ConstructorExtra fieldsUse case
z.object()Stripped (default)Strict contracts, clean data
z.looseObject()PreservedFlexible schemas, passthrough
z.strictObject()Error (RC5002)Reject unexpected fields
import { z } from 'zod'

// z.object() - strips extra fields (default behavior)
const strictSchema = z.object({
  userId: z.string().uuid(),
  action: z.enum(['create', 'update', 'delete'])
})

craft()
  .id('user-processor')
  .input({ body: strictSchema })
  .from(direct())
  .process(processUser)

// Passes: { userId: '...', action: 'create' }
// Passes: { userId: '...', action: 'create', extra: 'field' }
//    Extra fields silently removed from result
// RC5002: { userId: '...', missing: 'action' }
// z.looseObject() - preserves extra fields
const looseSchema = z.looseObject({
  userId: z.string().uuid(),
  action: z.enum(['create', 'update'])
})

craft()
  .id('user-processor')
  .input({ body: looseSchema })
  .from(direct())
  .process(processUser)

// Passes: { userId: '...', action: 'create', extra: 'field' }
//    All fields preserved including extra
// z.strictObject() - rejects extra fields with error
const veryStrictSchema = z.strictObject({
  userId: z.string().uuid(),
  action: z.enum(['create', 'update'])
})

craft()
  .id('user-processor')
  .input({ body: veryStrictSchema })
  .from(direct())
  .process(processUser)

// Passes: { userId: '...', action: 'create' }
// RC5002: { userId: '...', action: 'create', extra: 'field' }

Header Validation

Without input.headers, all headers pass through unchanged. When specified, the same Zod 4 rules apply, with one twist: validated header values are always merged over the original request headers, so caller-supplied pass-through keys survive schemas that would normally strip them.

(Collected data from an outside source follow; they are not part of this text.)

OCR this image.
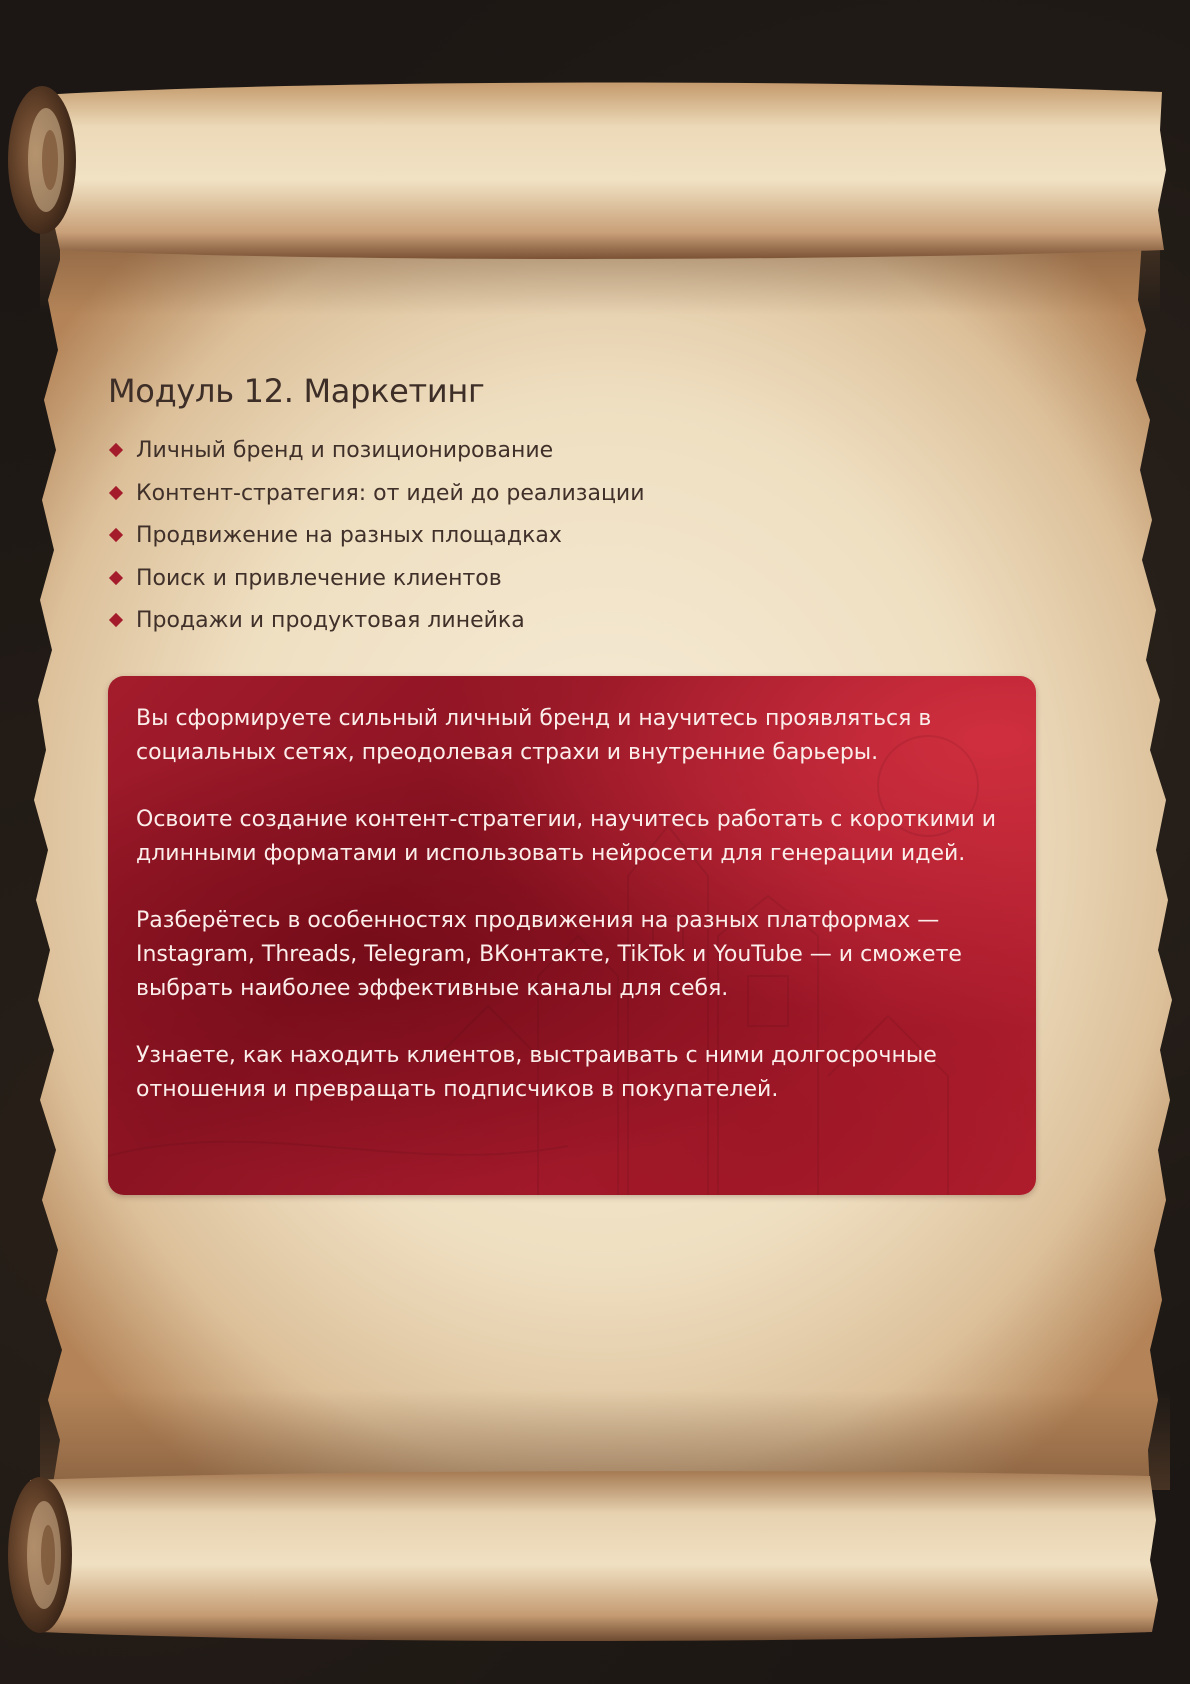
Модуль 12. Маркетинг
Личный бренд и позиционирование
Контент-стратегия: от идей до реализации
Продвижение на разных площадках
Поиск и привлечение клиентов
Продажи и продуктовая линейка

Вы сформируете сильный личный бренд и научитесь проявляться в социальных сетях, преодолевая страхи и внутренние барьеры.

Освоите создание контент-стратегии, научитесь работать с короткими и длинными форматами и использовать нейросети для генерации идей.

Разберётесь в особенностях продвижения на разных платформах — Instagram, Threads, Telegram, ВКонтакте, TikTok и YouTube — и сможете выбрать наиболее эффективные каналы для себя.

Узнаете, как находить клиентов, выстраивать с ними долгосрочные отношения и превращать подписчиков в покупателей.
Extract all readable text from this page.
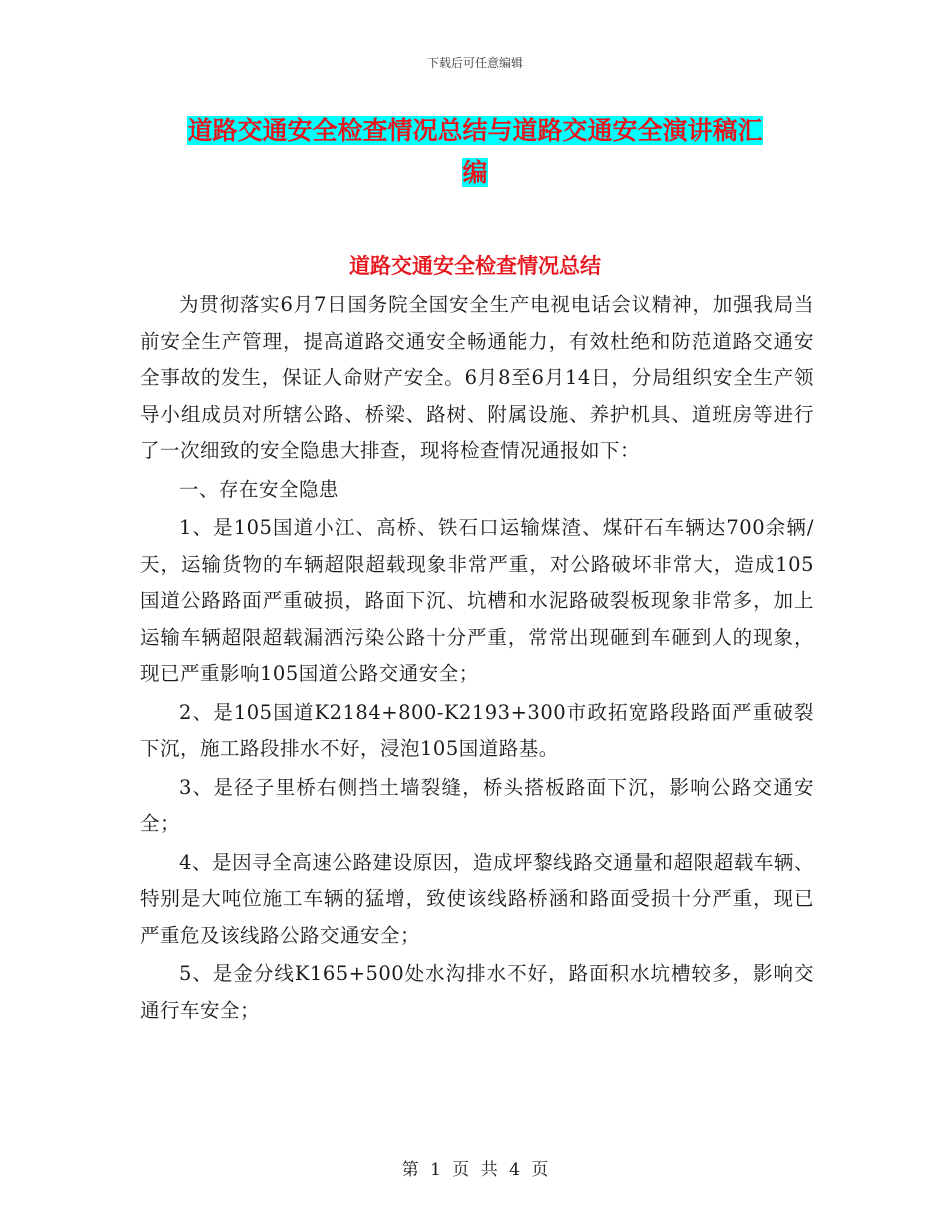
下载后可任意编辑
道路交通安全检查情况总结与道路交通安全演讲稿汇
编
道路交通安全检查情况总结

为贯彻落实6月7日国务院全国安全生产电视电话会议精神，加强我局当前安全生产管理，提高道路交通安全畅通能力，有效杜绝和防范道路交通安全事故的发生，保证人命财产安全。6月8至6月14日，分局组织安全生产领导小组成员对所辖公路、桥梁、路树、附属设施、养护机具、道班房等进行了一次细致的安全隐患大排查，现将检查情况通报如下：

一、存在安全隐患

1、是105国道小江、高桥、铁石口运输煤渣、煤矸石车辆达700余辆/天，运输货物的车辆超限超载现象非常严重，对公路破坏非常大，造成105国道公路路面严重破损，路面下沉、坑槽和水泥路破裂板现象非常多，加上运输车辆超限超载漏洒污染公路十分严重，常常出现砸到车砸到人的现象，现已严重影响105国道公路交通安全；

2、是105国道K2184+800-K2193+300市政拓宽路段路面严重破裂下沉，施工路段排水不好，浸泡105国道路基。

3、是径子里桥右侧挡土墙裂缝，桥头搭板路面下沉，影响公路交通安全；

4、是因寻全高速公路建设原因，造成坪黎线路交通量和超限超载车辆、特别是大吨位施工车辆的猛增，致使该线路桥涵和路面受损十分严重，现已严重危及该线路公路交通安全；

5、是金分线K165+500处水沟排水不好，路面积水坑槽较多，影响交通行车安全；

第 1 页 共 4 页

// No header schema - all headers pass through unchanged
craft()
  .id('api-handler')
  .input({ body: z.object({ id: z.string() }) })
  // input.headers not specified - all headers preserved
  .from(direct())
  .process(handleRequest)

// z.looseObject() - validate required headers, keep extras
craft()
  .id('api-handler')
  .input({
    headers: z.looseObject({
      'x-tenant-id': z.string().uuid(),
      'x-trace-id': z.string().optional(),
    }),
  })
  .from(direct())
  .process(handleRequest)

// Passes: { 'x-tenant-id': '...', 'x-other': '...' } (validates x-tenant-id, keeps x-other)

// z.object() - validate declared headers; merge preserves pass-through keys
craft()
  .id('api-handler')
  .input({
    headers: z.object({
      'x-tenant-id': z.string().uuid(),
    }),
  })
  .from(direct())
  .process(handleRequest)

// Passes: { 'x-tenant-id': '...', 'x-other': '...' } (x-other preserved via merge)

Schema Coercion

Validated values are used (schemas can transform data):

const schema = z.object({
  userId: z.string(),
  createdAt: z.coerce.date()  // Transforms string to Date
})

craft()
  .id('processor')
  .input({ body: schema })
  .from(direct())
  .process((data) => {
    // data.createdAt is Date, not string
    console.log(data.createdAt.getFullYear())
  })

Validation occurs on consumer side only. Producers send data unchanged; consumers validate on receive.

Route Registry

Each direct route registers in ADAPTER_DIRECT_REGISTRY so in-process agents can discover and document the routes available in the current context:

import { ADAPTER_DIRECT_REGISTRY } from '@routecraft/routecraft'

craft()
  .id('fetch-content')
  .title('Fetch content')
  .description('Fetch and summarize web content from URL')
  .input({ body: z.object({ url: z.string().url() }) })
  .output({ body: z.object({ summary: z.string() }) })
  .from(direct())
  .process(fetchAndSummarize)

// Later, query registered routes from context
const ctx = await new ContextBuilder().routes(...).build()
await ctx.start()

const registry = ctx.getStore(ADAPTER_DIRECT_REGISTRY)
const routes = registry ? Array.from(registry.values()) : []
// [{ endpoint, title?, description?, input?, output? }]

The direct registry stores only the direct adapter's own metadata. Other adapters that expose routes externally (such as mcp() or a future inbound http()) maintain their own parallel registries; they are never written to or read from the direct registry.